Когда-то давно, ещё в самом раннем, почти и не запомненном мною детстве (разве что пятнами, отрывками, кусками) думал я, что люди и умирают так… Сам не пойму, отчего, по какой причине я думал о смерти, что, какое именно событие дало именно такое направление моим мыслям, но вот подумал отчего-то… И решил, что смерть приходит так, постепенно… Человек начинает уменьшаться. Он становится всё ниже, ниже, ниже. Становится гномом, карликом. Потом — совсем уж маленьким, незаметным, никому не видным и потому никем не замечаемым лилипутом. Так, что вокруг него только чьи-то ноги, уходящие вверх, к самому небу. Ещё — пыльный, похожий на пустыню асфальт. Ещё — трава, высокая, будто деревья, которых теперь уже и не видно. И земля, совсем близко земля.
Вот так, постепенно, человек уходит в землю. Умирает.
Становится меньше — и исчезает совсем.
Возможно, я думал так, потому что видел когда-то очень, очень давно у нас во дворе старушку. Низенькую старушку с большим горбом на спине.
Она, возможно, болела. Ей было тяжело. Она и впрямь уменьшалась. Каждый день. И потом — исчезла.
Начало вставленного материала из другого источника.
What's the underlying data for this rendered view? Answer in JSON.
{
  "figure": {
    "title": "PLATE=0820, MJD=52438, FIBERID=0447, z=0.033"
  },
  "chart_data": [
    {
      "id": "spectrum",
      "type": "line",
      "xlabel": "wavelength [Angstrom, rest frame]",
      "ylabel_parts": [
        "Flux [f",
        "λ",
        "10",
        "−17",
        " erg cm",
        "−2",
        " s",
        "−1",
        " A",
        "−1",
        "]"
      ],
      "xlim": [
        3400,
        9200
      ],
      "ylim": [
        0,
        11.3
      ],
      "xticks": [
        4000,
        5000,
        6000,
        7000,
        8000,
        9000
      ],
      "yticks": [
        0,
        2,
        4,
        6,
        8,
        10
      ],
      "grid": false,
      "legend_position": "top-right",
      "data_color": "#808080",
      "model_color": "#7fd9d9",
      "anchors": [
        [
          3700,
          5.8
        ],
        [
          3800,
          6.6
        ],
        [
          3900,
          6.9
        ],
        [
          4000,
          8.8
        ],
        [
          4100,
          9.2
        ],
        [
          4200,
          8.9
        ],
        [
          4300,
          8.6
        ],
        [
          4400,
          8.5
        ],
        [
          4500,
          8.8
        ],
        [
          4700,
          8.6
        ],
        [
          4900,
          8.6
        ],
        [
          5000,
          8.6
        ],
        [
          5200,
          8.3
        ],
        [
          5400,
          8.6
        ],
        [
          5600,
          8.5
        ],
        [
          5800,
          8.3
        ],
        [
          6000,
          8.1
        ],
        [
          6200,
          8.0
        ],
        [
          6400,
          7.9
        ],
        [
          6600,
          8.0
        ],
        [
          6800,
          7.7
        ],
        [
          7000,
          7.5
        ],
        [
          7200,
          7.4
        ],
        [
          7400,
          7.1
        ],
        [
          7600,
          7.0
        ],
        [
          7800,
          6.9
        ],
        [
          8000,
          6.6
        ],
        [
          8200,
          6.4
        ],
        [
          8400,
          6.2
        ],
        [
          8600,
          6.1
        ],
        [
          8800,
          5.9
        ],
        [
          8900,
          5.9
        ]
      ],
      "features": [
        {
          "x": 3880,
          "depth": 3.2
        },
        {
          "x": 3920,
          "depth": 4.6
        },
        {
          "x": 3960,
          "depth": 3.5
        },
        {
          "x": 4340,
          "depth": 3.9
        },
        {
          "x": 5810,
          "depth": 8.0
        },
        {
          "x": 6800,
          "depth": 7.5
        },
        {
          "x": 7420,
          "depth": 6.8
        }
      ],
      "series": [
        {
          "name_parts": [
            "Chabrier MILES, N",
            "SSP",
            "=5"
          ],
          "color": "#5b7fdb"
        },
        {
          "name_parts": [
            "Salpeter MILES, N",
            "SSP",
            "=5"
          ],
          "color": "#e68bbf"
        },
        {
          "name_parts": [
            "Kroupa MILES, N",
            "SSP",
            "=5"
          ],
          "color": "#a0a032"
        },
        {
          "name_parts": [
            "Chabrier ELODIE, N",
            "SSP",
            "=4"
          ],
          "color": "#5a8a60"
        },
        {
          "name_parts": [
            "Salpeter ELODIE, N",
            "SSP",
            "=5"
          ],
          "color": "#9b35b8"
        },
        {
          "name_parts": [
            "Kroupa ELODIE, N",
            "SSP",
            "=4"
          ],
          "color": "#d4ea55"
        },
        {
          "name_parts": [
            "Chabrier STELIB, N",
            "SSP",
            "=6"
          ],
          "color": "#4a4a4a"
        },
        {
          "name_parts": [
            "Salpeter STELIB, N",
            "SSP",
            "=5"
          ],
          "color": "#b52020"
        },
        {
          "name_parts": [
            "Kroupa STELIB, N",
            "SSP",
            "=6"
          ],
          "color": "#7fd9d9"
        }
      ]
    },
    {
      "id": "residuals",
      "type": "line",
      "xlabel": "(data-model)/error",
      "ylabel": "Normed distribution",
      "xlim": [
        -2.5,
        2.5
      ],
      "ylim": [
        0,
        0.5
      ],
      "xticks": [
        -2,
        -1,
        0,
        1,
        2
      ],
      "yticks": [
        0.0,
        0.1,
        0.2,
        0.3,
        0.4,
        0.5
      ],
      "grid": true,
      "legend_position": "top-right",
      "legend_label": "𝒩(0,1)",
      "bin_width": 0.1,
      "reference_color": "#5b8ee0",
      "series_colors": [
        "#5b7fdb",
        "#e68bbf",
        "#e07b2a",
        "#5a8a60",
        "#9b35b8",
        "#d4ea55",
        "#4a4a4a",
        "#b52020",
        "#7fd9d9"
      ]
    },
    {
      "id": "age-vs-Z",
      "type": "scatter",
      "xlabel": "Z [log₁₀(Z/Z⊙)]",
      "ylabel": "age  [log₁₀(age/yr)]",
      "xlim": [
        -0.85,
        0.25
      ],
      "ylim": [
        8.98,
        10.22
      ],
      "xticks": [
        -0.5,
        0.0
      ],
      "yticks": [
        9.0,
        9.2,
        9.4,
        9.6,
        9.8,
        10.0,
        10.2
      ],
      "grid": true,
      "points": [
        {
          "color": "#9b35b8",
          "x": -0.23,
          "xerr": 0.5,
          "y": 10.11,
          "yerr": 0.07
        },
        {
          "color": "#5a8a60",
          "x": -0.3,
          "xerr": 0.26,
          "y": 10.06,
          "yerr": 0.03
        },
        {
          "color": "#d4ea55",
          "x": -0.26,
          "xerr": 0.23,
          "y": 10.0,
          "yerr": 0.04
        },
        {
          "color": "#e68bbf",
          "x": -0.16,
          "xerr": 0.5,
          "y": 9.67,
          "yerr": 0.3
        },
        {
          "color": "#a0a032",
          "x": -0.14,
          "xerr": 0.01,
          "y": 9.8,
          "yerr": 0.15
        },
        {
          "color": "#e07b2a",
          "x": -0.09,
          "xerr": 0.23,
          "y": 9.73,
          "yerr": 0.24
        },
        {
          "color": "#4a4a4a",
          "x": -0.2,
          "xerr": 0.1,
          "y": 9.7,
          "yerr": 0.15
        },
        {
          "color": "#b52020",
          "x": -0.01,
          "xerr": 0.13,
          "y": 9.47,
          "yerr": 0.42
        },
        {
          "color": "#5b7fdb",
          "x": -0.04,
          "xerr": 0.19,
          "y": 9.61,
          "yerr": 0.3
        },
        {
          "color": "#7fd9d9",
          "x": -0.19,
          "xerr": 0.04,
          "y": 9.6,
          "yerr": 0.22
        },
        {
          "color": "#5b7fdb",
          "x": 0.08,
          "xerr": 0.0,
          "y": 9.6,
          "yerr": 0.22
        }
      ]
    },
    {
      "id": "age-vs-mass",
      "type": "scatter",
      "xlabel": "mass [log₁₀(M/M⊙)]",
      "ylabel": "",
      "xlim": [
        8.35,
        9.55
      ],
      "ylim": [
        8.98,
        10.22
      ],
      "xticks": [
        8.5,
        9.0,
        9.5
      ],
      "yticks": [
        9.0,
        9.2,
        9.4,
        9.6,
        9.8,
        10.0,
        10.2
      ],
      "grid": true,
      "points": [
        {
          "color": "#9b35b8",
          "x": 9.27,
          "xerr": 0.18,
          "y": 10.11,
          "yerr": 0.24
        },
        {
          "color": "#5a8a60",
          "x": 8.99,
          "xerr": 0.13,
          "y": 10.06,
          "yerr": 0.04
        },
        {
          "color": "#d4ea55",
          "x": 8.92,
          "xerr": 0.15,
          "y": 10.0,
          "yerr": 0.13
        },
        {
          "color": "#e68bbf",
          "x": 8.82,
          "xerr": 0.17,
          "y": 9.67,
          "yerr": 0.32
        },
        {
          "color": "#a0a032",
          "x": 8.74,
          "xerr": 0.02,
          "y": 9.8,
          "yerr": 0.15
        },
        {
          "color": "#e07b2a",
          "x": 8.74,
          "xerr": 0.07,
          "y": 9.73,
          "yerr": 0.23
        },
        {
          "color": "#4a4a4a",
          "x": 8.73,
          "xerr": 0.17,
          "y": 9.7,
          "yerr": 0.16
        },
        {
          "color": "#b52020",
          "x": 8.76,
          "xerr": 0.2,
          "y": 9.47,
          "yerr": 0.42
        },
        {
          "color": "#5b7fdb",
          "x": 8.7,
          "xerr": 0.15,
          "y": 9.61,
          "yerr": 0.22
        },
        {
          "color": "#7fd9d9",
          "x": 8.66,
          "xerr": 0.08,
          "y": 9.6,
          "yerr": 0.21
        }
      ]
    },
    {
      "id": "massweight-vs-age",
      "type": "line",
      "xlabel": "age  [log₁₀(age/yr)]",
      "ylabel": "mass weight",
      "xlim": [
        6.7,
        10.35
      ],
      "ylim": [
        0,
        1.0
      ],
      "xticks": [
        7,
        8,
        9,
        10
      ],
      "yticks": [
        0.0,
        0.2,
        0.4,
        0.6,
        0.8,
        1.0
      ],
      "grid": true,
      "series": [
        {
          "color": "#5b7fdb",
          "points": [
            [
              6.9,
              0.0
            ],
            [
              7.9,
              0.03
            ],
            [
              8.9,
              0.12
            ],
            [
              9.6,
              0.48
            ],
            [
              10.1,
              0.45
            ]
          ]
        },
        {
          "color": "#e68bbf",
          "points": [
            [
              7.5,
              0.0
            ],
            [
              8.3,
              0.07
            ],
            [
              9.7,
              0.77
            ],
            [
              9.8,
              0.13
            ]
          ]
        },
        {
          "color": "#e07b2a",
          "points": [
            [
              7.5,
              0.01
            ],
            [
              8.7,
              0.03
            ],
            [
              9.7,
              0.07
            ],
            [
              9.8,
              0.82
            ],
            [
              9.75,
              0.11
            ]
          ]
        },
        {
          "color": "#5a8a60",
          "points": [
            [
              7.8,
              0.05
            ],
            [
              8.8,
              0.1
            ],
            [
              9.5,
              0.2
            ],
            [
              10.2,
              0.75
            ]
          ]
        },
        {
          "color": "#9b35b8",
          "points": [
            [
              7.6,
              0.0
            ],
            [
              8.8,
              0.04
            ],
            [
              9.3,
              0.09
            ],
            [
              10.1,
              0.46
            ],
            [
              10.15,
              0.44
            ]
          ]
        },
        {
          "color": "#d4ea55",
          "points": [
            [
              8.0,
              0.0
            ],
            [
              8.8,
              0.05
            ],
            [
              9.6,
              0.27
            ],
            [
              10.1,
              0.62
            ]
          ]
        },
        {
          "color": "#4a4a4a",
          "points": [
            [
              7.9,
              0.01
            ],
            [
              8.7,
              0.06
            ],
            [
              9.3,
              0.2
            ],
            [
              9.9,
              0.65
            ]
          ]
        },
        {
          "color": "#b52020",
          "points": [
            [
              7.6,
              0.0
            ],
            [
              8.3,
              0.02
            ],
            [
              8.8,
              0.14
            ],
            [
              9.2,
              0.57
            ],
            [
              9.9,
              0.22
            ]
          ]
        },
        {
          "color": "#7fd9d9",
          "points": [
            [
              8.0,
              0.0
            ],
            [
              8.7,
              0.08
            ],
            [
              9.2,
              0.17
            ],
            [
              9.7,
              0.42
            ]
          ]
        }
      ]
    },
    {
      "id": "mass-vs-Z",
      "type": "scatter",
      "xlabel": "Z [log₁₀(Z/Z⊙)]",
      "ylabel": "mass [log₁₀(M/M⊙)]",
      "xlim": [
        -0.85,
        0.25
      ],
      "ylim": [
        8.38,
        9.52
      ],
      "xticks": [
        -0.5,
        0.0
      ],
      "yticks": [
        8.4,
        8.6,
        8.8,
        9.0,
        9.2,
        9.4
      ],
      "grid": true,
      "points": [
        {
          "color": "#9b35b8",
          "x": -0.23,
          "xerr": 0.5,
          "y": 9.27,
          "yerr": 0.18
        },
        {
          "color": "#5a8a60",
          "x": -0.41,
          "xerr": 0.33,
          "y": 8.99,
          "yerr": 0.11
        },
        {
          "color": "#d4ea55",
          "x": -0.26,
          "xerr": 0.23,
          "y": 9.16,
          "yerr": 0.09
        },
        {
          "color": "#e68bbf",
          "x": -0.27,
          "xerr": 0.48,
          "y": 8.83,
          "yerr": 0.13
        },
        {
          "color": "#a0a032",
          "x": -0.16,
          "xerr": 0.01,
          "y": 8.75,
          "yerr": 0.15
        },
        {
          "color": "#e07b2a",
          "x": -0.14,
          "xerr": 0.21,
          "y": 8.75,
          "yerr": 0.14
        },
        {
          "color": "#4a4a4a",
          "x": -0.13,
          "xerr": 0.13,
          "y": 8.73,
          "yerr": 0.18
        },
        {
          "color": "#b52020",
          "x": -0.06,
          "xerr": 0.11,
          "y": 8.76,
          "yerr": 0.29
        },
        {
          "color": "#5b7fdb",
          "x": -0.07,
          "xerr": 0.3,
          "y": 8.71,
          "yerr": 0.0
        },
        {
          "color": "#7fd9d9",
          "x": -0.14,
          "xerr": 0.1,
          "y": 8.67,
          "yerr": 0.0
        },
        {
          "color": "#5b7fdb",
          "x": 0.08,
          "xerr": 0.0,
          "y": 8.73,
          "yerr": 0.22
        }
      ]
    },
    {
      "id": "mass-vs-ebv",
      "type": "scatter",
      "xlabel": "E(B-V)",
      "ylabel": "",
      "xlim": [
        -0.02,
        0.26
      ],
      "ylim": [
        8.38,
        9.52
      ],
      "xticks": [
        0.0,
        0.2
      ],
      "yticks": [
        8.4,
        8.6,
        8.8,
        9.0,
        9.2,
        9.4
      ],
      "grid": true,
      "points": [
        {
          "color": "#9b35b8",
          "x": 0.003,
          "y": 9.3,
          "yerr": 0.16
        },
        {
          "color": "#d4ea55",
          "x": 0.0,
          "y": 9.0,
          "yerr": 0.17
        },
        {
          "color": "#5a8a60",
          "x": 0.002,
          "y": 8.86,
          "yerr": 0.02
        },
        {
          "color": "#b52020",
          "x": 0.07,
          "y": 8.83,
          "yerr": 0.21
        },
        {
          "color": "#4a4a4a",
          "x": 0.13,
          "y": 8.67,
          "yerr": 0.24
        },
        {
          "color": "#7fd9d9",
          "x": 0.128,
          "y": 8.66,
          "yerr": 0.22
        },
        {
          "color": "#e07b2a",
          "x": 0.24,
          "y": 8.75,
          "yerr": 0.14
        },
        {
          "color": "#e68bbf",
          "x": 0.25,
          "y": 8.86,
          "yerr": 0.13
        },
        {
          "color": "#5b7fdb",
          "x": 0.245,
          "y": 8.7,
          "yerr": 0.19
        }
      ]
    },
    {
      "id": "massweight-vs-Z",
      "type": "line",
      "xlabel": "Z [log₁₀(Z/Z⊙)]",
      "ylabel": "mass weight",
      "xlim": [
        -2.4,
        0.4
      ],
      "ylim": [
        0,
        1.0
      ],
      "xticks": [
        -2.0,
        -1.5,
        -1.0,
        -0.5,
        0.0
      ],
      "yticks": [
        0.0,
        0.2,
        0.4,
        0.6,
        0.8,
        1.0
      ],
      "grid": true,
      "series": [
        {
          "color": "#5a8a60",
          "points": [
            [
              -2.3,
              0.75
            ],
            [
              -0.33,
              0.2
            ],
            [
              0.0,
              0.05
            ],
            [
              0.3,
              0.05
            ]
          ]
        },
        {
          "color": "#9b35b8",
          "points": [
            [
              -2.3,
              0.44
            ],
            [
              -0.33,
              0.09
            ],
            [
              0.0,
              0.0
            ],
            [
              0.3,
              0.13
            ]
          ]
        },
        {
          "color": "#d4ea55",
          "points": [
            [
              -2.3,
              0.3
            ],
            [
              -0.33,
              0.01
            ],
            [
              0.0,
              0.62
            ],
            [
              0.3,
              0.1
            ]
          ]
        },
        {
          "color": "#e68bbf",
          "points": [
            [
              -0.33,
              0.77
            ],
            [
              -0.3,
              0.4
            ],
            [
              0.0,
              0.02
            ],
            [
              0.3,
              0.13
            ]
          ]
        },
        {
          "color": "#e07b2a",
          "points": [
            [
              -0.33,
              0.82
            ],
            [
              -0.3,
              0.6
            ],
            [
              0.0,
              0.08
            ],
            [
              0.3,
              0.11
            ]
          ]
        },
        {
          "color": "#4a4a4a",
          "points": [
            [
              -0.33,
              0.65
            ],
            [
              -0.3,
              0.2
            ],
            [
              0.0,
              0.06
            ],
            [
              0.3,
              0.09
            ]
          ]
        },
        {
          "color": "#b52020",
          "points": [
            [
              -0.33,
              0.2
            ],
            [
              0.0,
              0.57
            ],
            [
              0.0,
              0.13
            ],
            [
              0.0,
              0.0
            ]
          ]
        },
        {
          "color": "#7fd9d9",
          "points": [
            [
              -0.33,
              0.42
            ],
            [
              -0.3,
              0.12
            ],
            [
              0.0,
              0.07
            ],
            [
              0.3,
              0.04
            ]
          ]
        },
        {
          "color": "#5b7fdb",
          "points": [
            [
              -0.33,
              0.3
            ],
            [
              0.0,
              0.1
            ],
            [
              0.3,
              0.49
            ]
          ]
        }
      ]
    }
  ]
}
Я уже и не помню тот день, когда перестала она, зябко кутаясь в толстое ватное пальто, палочкой постукивая по асфальту, дыша тяжело и с тонким, жалобным, протяжным свистом, выходить из подъезда и, присев на скамейку, сидеть так до самого вечера. Недвижно. И тяжело, с трудом вдыхая воздух, будто грудь её ежесекундно боролась с грузом давившего её горба.
И вот — она пропала. Остался только кусочек, кусочек памяти, обрывок плёнки, что в свой черёд пропадёт теперь вместе со мной.